Cave de Genouilly was founded in 1932 as a co-operative of family growers in the Côte Chalonnaise region of southern Burgundy. Today, the co-op includes 90 growers with 180 acres based around the communes of Genouilly, Fley, Bissy-sur-Fley, Saint-Martin-du-Tartre and Saint-Clément-sur-Guye. Many of the growers are second and third generation members of the co-op.
In addition to Bourgogne Aligoté, the co-op also produces Crémant de Bourgogne as well as still wines from the AOCs of Rully, Givry and Montagny–including some premier cru.
Robinson speculates that the name Aligoté is derived from the old synonym for Gouais blanc, Gôt. The grape first appeared in written records in 1780 under the synonym ‘Plant de Trois’ which refers to the tendency of Aligoté to produce three clusters per branch. The name Aligoté, itself, appears in the Côte d’Or for the first time in 1807.
The grape earned some notoriety after World War II when the mayor of Dijon, Félix Kir, created a cocktail that blended Aligoté with Crème de Cassis. Today that cocktail is known as the Kir and, while it has many derivatives, the classic incarnation still features Aligoté.
Today there is around 4800 acres of the variety planted in France–virtually all in Burgundy. Producers tend to plant Aligoté either at the very bottom or very top of the slope, leaving the prime mid-slope section for the more profitable Chardonnay and Pinot noir.
While most plantings are found in the Côte Chalonnaise, particularly in the Bouzeron AOC, the grape was permitted in Meursault throughout the 19th century and is technically still authorized for use in the Grand Cru of Corton-Charlemagne thanks to a 1930s legal judgement. Bonneau du Matray maintained 1 ha of Aligoté in the Grand Cru until the mid-1970s.
In my post Brave New Burgs, I noted that the list of Burgundian producers who seem to have a soft spot for this obscure variety is impressive. Aubert de Villaine (of Domaine de la Romanée-Conti fame), Lalou Bize-Leroy, Marquis d’Angerville and Michel Lafarge, to name a few. Aligoté is even planted in the prime real estate of the Morey-St-Denis Premier Cru Clos des Monts Luisants owned by Domaine Ponsot.
Outside of France, Aligoté can be found in Switzerland (≈ 50 acres) and several eastern European countries such as Bulgaria (≈ 2700 acres), Moldova (≈ 39,000 acres), Romania (≈ 18,000 acres), Russia (≈ 1,000 acres) and Ukarine where the grape accounts for 11% of total vineyard area with ≈ 24,000 acres.
In the US, California winemaker Jed Steele makes an example in Washington State called Shooting Star sourced from 2 acres of Aligoté planted in the Yakima Valley by the Newhouse family in the 1970s. Josh Jensen of Calera has also experimented with the variety in the high-altitude Mt. Harlan AVA in the Gabilan Mountains of San Benito County, California.

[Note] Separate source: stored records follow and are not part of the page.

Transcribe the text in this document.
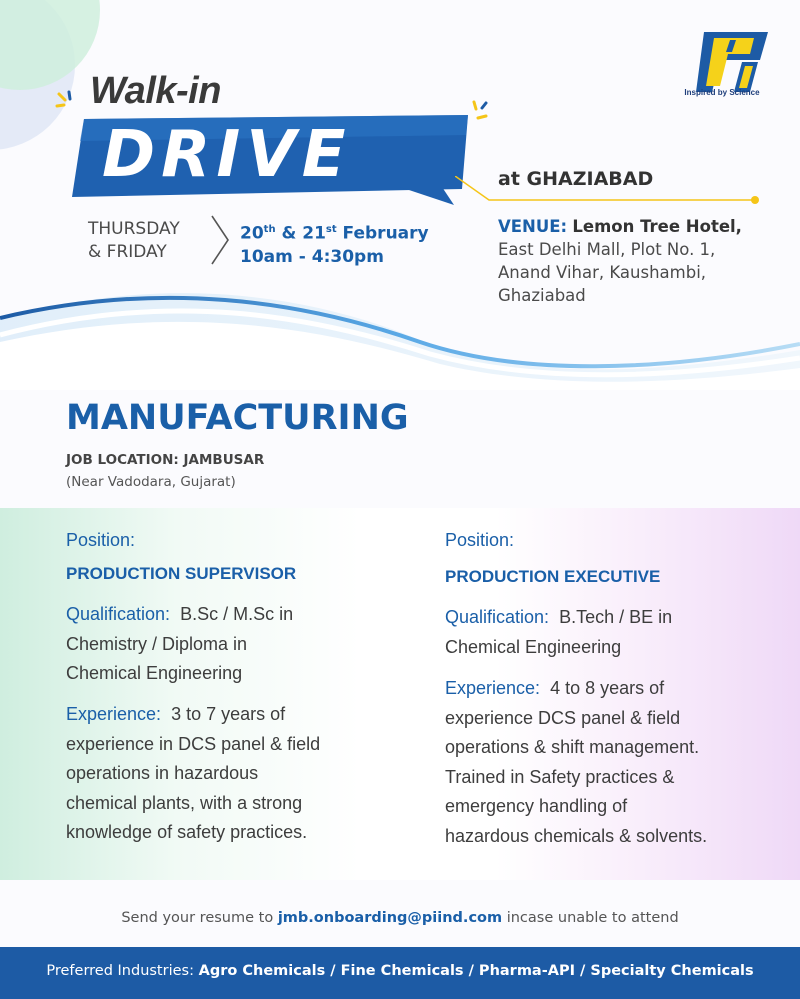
Inspired by Science
Walk-in
DRIVE
THURSDAY
& FRIDAY
20th & 21st February
10am - 4:30pm
at GHAZIABAD
VENUE: Lemon Tree Hotel,
East Delhi Mall, Plot No. 1,
Anand Vihar, Kaushambi,
Ghaziabad
MANUFACTURING
JOB LOCATION: JAMBUSAR
(Near Vadodara, Gujarat)
Position:
PRODUCTION SUPERVISOR
Qualification: B.Sc / M.Sc in
Chemistry / Diploma in
Chemical Engineering
Experience: 3 to 7 years of
experience in DCS panel & field
operations in hazardous
chemical plants, with a strong
knowledge of safety practices.
Position:
PRODUCTION EXECUTIVE
Qualification: B.Tech / BE in
Chemical Engineering
Experience: 4 to 8 years of
experience DCS panel & field
operations & shift management.
Trained in Safety practices &
emergency handling of
hazardous chemicals & solvents.
Send your resume to jmb.onboarding@piind.com incase unable to attend
Preferred Industries: Agro Chemicals / Fine Chemicals / Pharma-API / Specialty Chemicals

Medium plus intensity nose with citrus and fresh cut white flowers. A little grassy. Makes me think of a Sauvignon blanc.
The mouthfeel has surprising weight with a medium plus body that helps balance the medium plus acidity. It rounds it out and keeps the wine mouthwatering rather than bitey. Apple flavors appear alongside the citrus (lemon) and fresh floral notes carrying through from the bouquet. The grassiness doesn’t, though, which has my thoughts shifting from comparing it to a Sauvignon blanc to something closer to an unoaked Chardonnay from the Macon-Village.
In Brave New Burgs, I summed up my tasting note on the 2015 Cave de Genouilly Bourgogne Aligoté “As if a Sauvignon blanc and an unoaked Chardonnay had a baby. Great mouthfeel with weight. Smooth but fresh.”
The wine has a lot of character that makes it enjoyable on its own but with its mouthwatering acidity, I thinks it place to shine is with food. At around $15-18, its combination of fruit, acidity and structure gives great flexibility on the table letting it pair with anything from white and shellfish to fatty tuna and salmon as well as vegetarian fare, poultry and pork.